Theta Notation
- Tags
- comp-sci
An asymptotic function which provides a tight [see page 9, upper and lower] bound. A function \( f(n) \) belongs to the set \( \theta(g(n)) \) if it can be sandwiched between \( c_1 g(n) \) and \( c_2 g(n) \) for sufficiently large \( n \).

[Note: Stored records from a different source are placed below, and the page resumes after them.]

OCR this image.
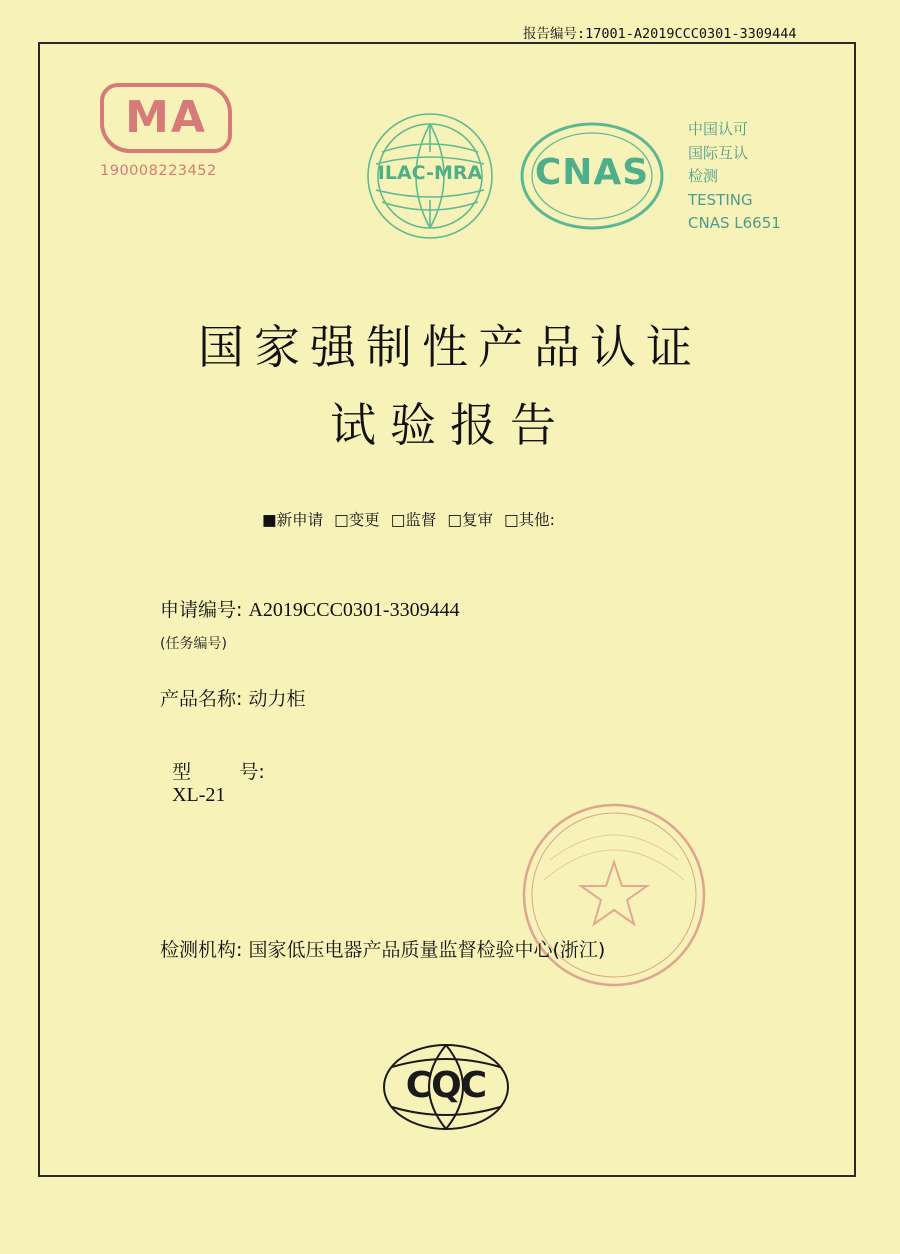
报告编号:17001-A2019CCC0301-3309444
MA
190008223452	ILAC-MRA	CNAS
中国认可
国际互认
检测
TESTING
CNAS L6651
国家强制性产品认证
试验报告
■新申请 □变更 □监督 □复审 □其他:
申请编号: A2019CCC0301-3309444
(任务编号)
产品名称: 动力柜

型        号:
XL-21

检测机构: 国家低压电器产品质量监督检验中心(浙江)
CQC
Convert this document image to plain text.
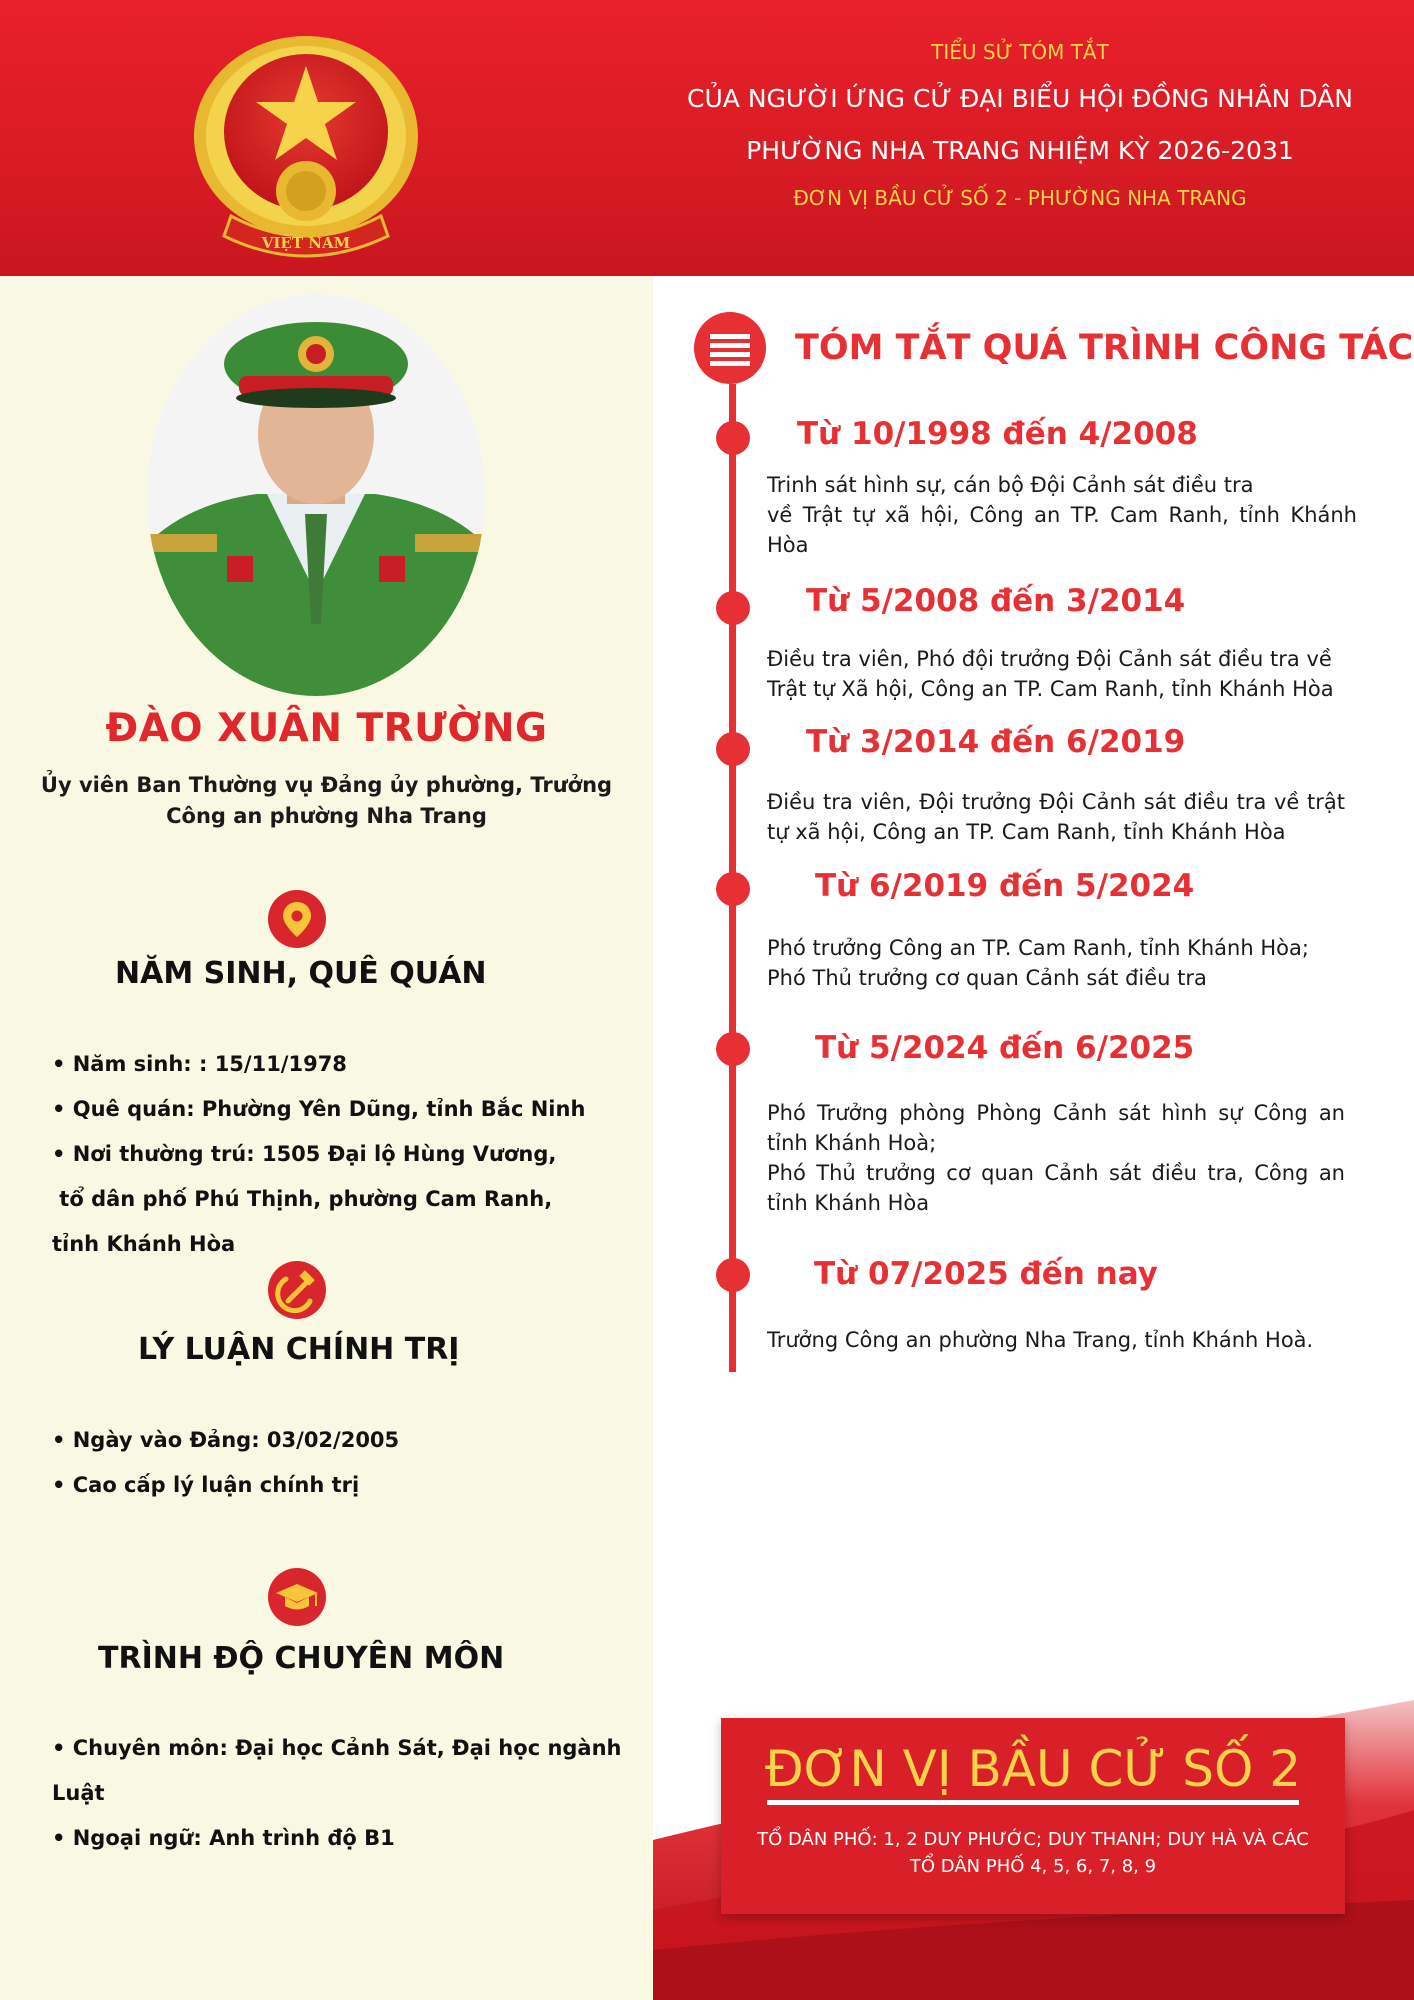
VIỆT NAM
TIỂU SỬ TÓM TẮT
CỦA NGƯỜI ỨNG CỬ ĐẠI BIỂU HỘI ĐỒNG NHÂN DÂN
PHƯỜNG NHA TRANG NHIỆM KỲ 2026-2031
ĐƠN VỊ BẦU CỬ SỐ 2 - PHƯỜNG NHA TRANG
ĐÀO XUÂN TRƯỜNG
Ủy viên Ban Thường vụ Đảng ủy phường, Trưởng
Công an phường Nha Trang
NĂM SINH, QUÊ QUÁN
• Năm sinh: : 15/11/1978
• Quê quán: Phường Yên Dũng, tỉnh Bắc Ninh
• Nơi thường trú: 1505 Đại lộ Hùng Vương,
tổ dân phố Phú Thịnh, phường Cam Ranh,
tỉnh Khánh Hòa
LÝ LUẬN CHÍNH TRỊ
• Ngày vào Đảng: 03/02/2005
• Cao cấp lý luận chính trị
TRÌNH ĐỘ CHUYÊN MÔN
• Chuyên môn: Đại học Cảnh Sát, Đại học ngành
Luật
• Ngoại ngữ: Anh trình độ B1
TÓM TẮT QUÁ TRÌNH CÔNG TÁC
Từ 10/1998 đến 4/2008
Trinh sát hình sự, cán bộ Đội Cảnh sát điều tra
về Trật tự xã hội, Công an TP. Cam Ranh, tỉnh Khánh
Hòa
Từ 5/2008 đến 3/2014
Điều tra viên, Phó đội trưởng Đội Cảnh sát điều tra về
Trật tự Xã hội, Công an TP. Cam Ranh, tỉnh Khánh Hòa
Từ 3/2014 đến 6/2019
Điều tra viên, Đội trưởng Đội Cảnh sát điều tra về trật
tự xã hội, Công an TP. Cam Ranh, tỉnh Khánh Hòa
Từ 6/2019 đến 5/2024
Phó trưởng Công an TP. Cam Ranh, tỉnh Khánh Hòa;
Phó Thủ trưởng cơ quan Cảnh sát điều tra
Từ 5/2024 đến 6/2025
Phó Trưởng phòng Phòng Cảnh sát hình sự Công an
tỉnh Khánh Hoà;
Phó Thủ trưởng cơ quan Cảnh sát điều tra, Công an
tỉnh Khánh Hòa
Từ 07/2025 đến nay
Trưởng Công an phường Nha Trang, tỉnh Khánh Hoà.
ĐƠN VỊ BẦU CỬ SỐ 2
TỔ DÂN PHỐ: 1, 2 DUY PHƯỚC; DUY THANH; DUY HÀ VÀ CÁC
TỔ DÂN PHỐ 4, 5, 6, 7, 8, 9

\begin{align*} \theta(g(n)) = \{ f(n) : & \text{\; there exists constants \;} 0 < c_1 \leq c_2 \text{\; and \;} n_0 \text{\; such that \;} \\
& 0 \leq c\_1 g(n) \leq f(n) \leq c\_2g(n) \text{\\; for all \\;} n \geq n\_0 \\}
\end{align*}
Proving θ-notation example
For [see page 10, example] consider the function \( \frac{3}{2}n^2 + \frac{7}{2}n - 4 = \theta(n^2) \).
To show this we must find constants \( c_1, c_2, n_0 \) such that: \[ 0 \leq c_1 n^2 \leq \frac{3}{2} n^2 + \frac{7}{2}n -4 \leq c_2 n^2 \]
Firstly we can divide through by \( n^2 \) to get \[ 0 \leq c_1 \leq \frac{3}{2} + \frac{7}{2n} - \frac{4}{n^2} \leq c_2 \] This inequality can be shown to hold for \( c_1 = \frac{3}{2}, c_2=2, n_0 = 7 \), therefore it's true.
Observe: that it's impossible to [see page 12, prove] the claim \( \frac{3}{2}n^2 + \frac{7}{2}n - 4 = \theta(n) \) because there are no constants \( c_2 \) such that \( \frac{3}{2}n^2 + \frac{7}{2}n - 4 \leq c_2 n \) for all \( n \geq n_0 \).